Sono bisessuale. È considerato accettabile dire che sono confuso, indeciso e che la mia è solo una fase; affermazione che, se rivolta ad una persona esclusivamente omosessuale, è accolta – giustamente – con orrore.

Sono bisessuale. Il mondo è abituato a vedere monosessualità ovunque, e la percezione del mio orientamento avviene sulla base di chi frequento, e quindi sono invisibilizzato. E se prendo per mano un ragazzo, allora sono ‘finalmente gay dichiarato’,  e se sto con lei, per magia divento un omosessuale che finge di essere etero.

Sono bisessuale. Con scherno, si dice che una persona bisessuale è contenta a prescindere da quello che trova negli altrui pantaloni. Avrete mica paura della liberazione dei generi e dell’accettazione di più di due set predefiniti di corpi sessuati?

Sono bisessuale. Se guardo un film qualunque e c’è un personaggio bisessuale, posso essere sicuro che nella quasi totalità dei casi sarà un personaggio palesemente instabile e con problemi di salute mentale. Se non sarà così, allora sarà descritto/a come gay o lesbica.

Sono bisessuale. Quando lo affermo, automaticamente si dà per scontato che mi piaccia chiunque e che questo sia in qualche maniera un segnale di consenso da parte mia nei confronti di avances di vario tipo.

Sono bisessuale. Se fossi monogamo, mi direbbero che non sono un vero bisessuale e il/la mi@ partner non si fiderebbe di me perché potrei lasciarl@ per una persona del mio o di altri generi. Ma siccome sono poliamoroso, mi dicono che rinforzo stereotipi.  In ogni caso non va bene: rovino l’immagine del gay zitto e buono che si sposa, si ingozza di torta nuziale, è felice così e chissene importa se intanto il tasso dei suicidi lgbtqia+ sale in maniera preoccupante.

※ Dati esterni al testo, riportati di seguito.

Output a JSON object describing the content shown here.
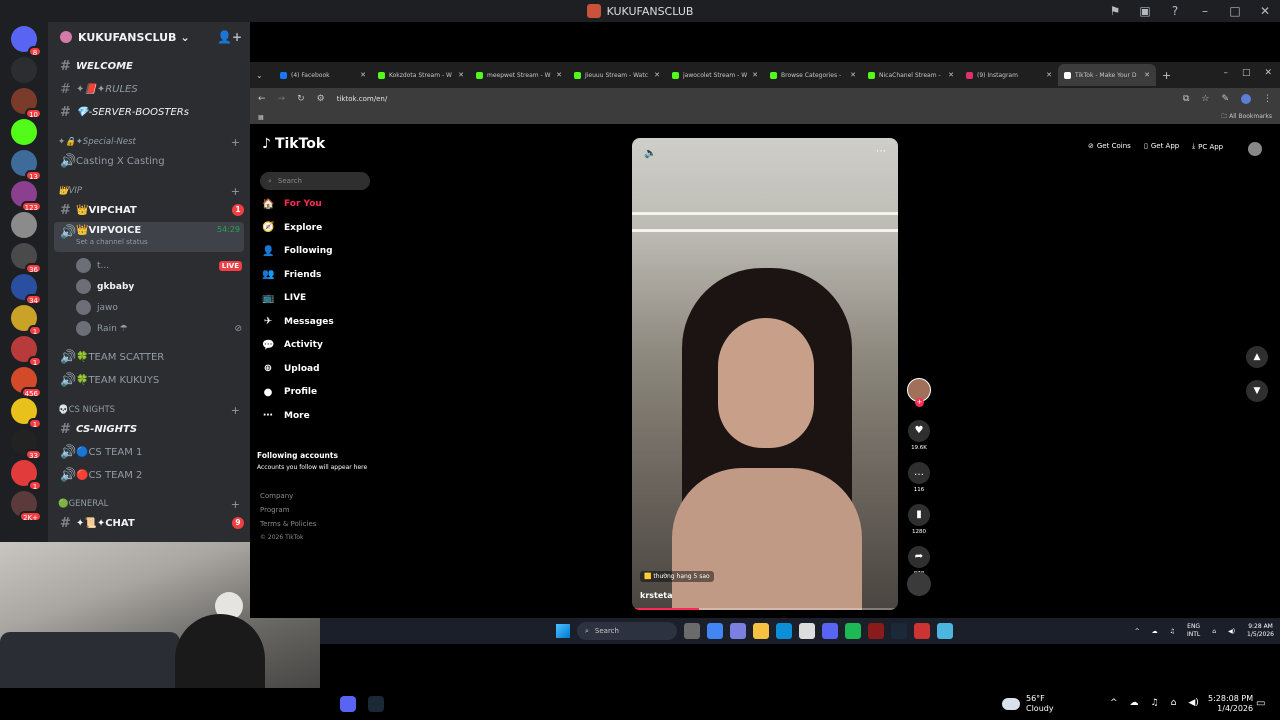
{
  "window": {
    "title": "KUKUFANSCLUB"
  },
  "guilds": [
    {
      "badge": "8",
      "color": "#5865f2"
    },
    {
      "badge": "",
      "color": "#2b2d31"
    },
    {
      "badge": "10",
      "color": "#7b3b2b"
    },
    {
      "badge": "",
      "color": "#53fc18"
    },
    {
      "badge": "13",
      "color": "#3f6b9a"
    },
    {
      "badge": "123",
      "color": "#8a3f8f"
    },
    {
      "badge": "",
      "color": "#8b8b8b"
    },
    {
      "badge": "36",
      "color": "#4a4a4a"
    },
    {
      "badge": "34",
      "color": "#2a4fa0"
    },
    {
      "badge": "1",
      "color": "#c9a227"
    },
    {
      "badge": "1",
      "color": "#b83b3b"
    },
    {
      "badge": "456",
      "color": "#d24a2a"
    },
    {
      "badge": "1",
      "color": "#e8c21b"
    },
    {
      "badge": "33",
      "color": "#222"
    },
    {
      "badge": "1",
      "color": "#e23b3b"
    },
    {
      "badge": "2K+",
      "color": "#5a3a3a"
    }
  ],
  "server": {
    "name": "KUKUFANSCLUB"
  },
  "channels": {
    "welcome": "WELCOME",
    "rules": "✦📕✦RULES",
    "boosters": "💎-SERVER-BOOSTERs",
    "cat_special": "✦🔒✦Special-Nest",
    "casting": "Casting X Casting",
    "cat_vip": "👑VIP",
    "vipchat": "👑VIPCHAT",
    "vipchat_badge": "1",
    "vipvoice": "👑VIPVOICE",
    "vipvoice_time": "54:29",
    "vipvoice_status": "Set a channel status",
    "voice_users": [
      {
        "name": "t...",
        "live": "LIVE"
      },
      {
        "name": "gkbaby",
        "live": ""
      },
      {
        "name": "jawo",
        "live": ""
      },
      {
        "name": "Rain ☂",
        "live": ""
      }
    ],
    "team_scatter": "🍀TEAM SCATTER",
    "team_kukuys": "🍀TEAM KUKUYS",
    "cat_cs": "💀CS NIGHTS",
    "cs_nights": "CS-NIGHTS",
    "cs_team1": "🔵CS TEAM 1",
    "cs_team2": "🔴CS TEAM 2",
    "cat_general": "🟢GENERAL",
    "chat": "✦📜✦CHAT",
    "chat_badge": "9"
  },
  "browser": {
    "tabs": [
      {
        "label": "(4) Facebook",
        "color": "#1877f2"
      },
      {
        "label": "Kokzdota Stream - W",
        "color": "#53fc18"
      },
      {
        "label": "meepwet Stream - W",
        "color": "#53fc18"
      },
      {
        "label": "Jieuuu Stream - Watc",
        "color": "#53fc18"
      },
      {
        "label": "jawocolet Stream - W",
        "color": "#53fc18"
      },
      {
        "label": "Browse Categories -",
        "color": "#53fc18"
      },
      {
        "label": "NicaChanel Stream -",
        "color": "#53fc18"
      },
      {
        "label": "(9) Instagram",
        "color": "#e1306c"
      },
      {
        "label": "TikTok - Make Your D",
        "color": "#ffffff"
      }
    ],
    "url": "tiktok.com/en/",
    "bookmarks_label": "All Bookmarks"
  },
  "tiktok": {
    "brand": "TikTok",
    "search_placeholder": "Search",
    "nav": [
      {
        "label": "For You",
        "icon": "🏠"
      },
      {
        "label": "Explore",
        "icon": "🧭"
      },
      {
        "label": "Following",
        "icon": "👤"
      },
      {
        "label": "Friends",
        "icon": "👥"
      },
      {
        "label": "LIVE",
        "icon": "📺"
      },
      {
        "label": "Messages",
        "icon": "✈"
      },
      {
        "label": "Activity",
        "icon": "💬"
      },
      {
        "label": "Upload",
        "icon": "⊕"
      },
      {
        "label": "Profile",
        "icon": "●"
      },
      {
        "label": "More",
        "icon": "⋯"
      }
    ],
    "following_title": "Following accounts",
    "following_sub": "Accounts you follow will appear here",
    "footer": [
      "Company",
      "Program",
      "Terms & Policies",
      "© 2026 TikTok"
    ],
    "top": {
      "coins": "Get Coins",
      "app": "Get App",
      "pc": "PC App"
    },
    "video": {
      "username": "krsteta",
      "tag": "🟨 thường hạng 5 sao",
      "progress": 0.25,
      "likes": "19.6K",
      "comments": "116",
      "saves": "1280",
      "shares": "878"
    }
  },
  "inner_taskbar": {
    "search": "Search",
    "lang1": "ENG",
    "lang2": "INTL",
    "time": "9:28 AM",
    "date": "1/5/2026"
  },
  "outer_taskbar": {
    "temp": "56°F",
    "weather": "Cloudy",
    "time": "5:28:08 PM",
    "date": "1/4/2026"
  }
}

Sono bisessuale. Ed ogni personaggio storico con una relazione con una persona del suo stesso sesso è considerato automaticamente omosessuale, a prescindere da quello che effettivamente provava nei confronti degli altri generi.

Sono bisessuale. Conosco molte associazioni omosessuali e poche associazioni transessuali. E di associazioni bisessuali? Soltanto due.

Sono bisessuale. Non dò per scontato che il mondo sia binario, eppure mi sento dire da mille persone che non-si-etichettano o che utilizzano qualche etichetta-ultra-super-inclusiva frasi come no, preferisco dirmi pansessuale e quando chiedo loro perché, mi rispondono che identificarsi come bisessuale implicherebbe affermare l’esistenza di due soli generi e sarebbe transfobico nei confronti delle persone con un’identità di genere nonbinaria. Subito dopo, affermano che a loro piacciono uomini, donne e trans. Come se considerare quel ‘trans’ un mondo a sè stante non fosse transfobico, e soprattutto ignorando che io stesso sono un uomo trans, e sono bisessuale. Tuttavia, se mi identificassi come pansessuale, non esisterei lo stesso perché sarebbe considerata una nuova e inutile etichetta da hipster.

Sono bisessuale. Non ho scelto di esserlo, ma dal momento che lo sono scelgo di vivere la mia vita in maniera favolosa, splendente, liberatoria e rivoluzionaria e piena di rabbia, gioia, solidarietà, orgoglio.  E lotto per la mia liberazione e quella di tutte le persone bisessuali!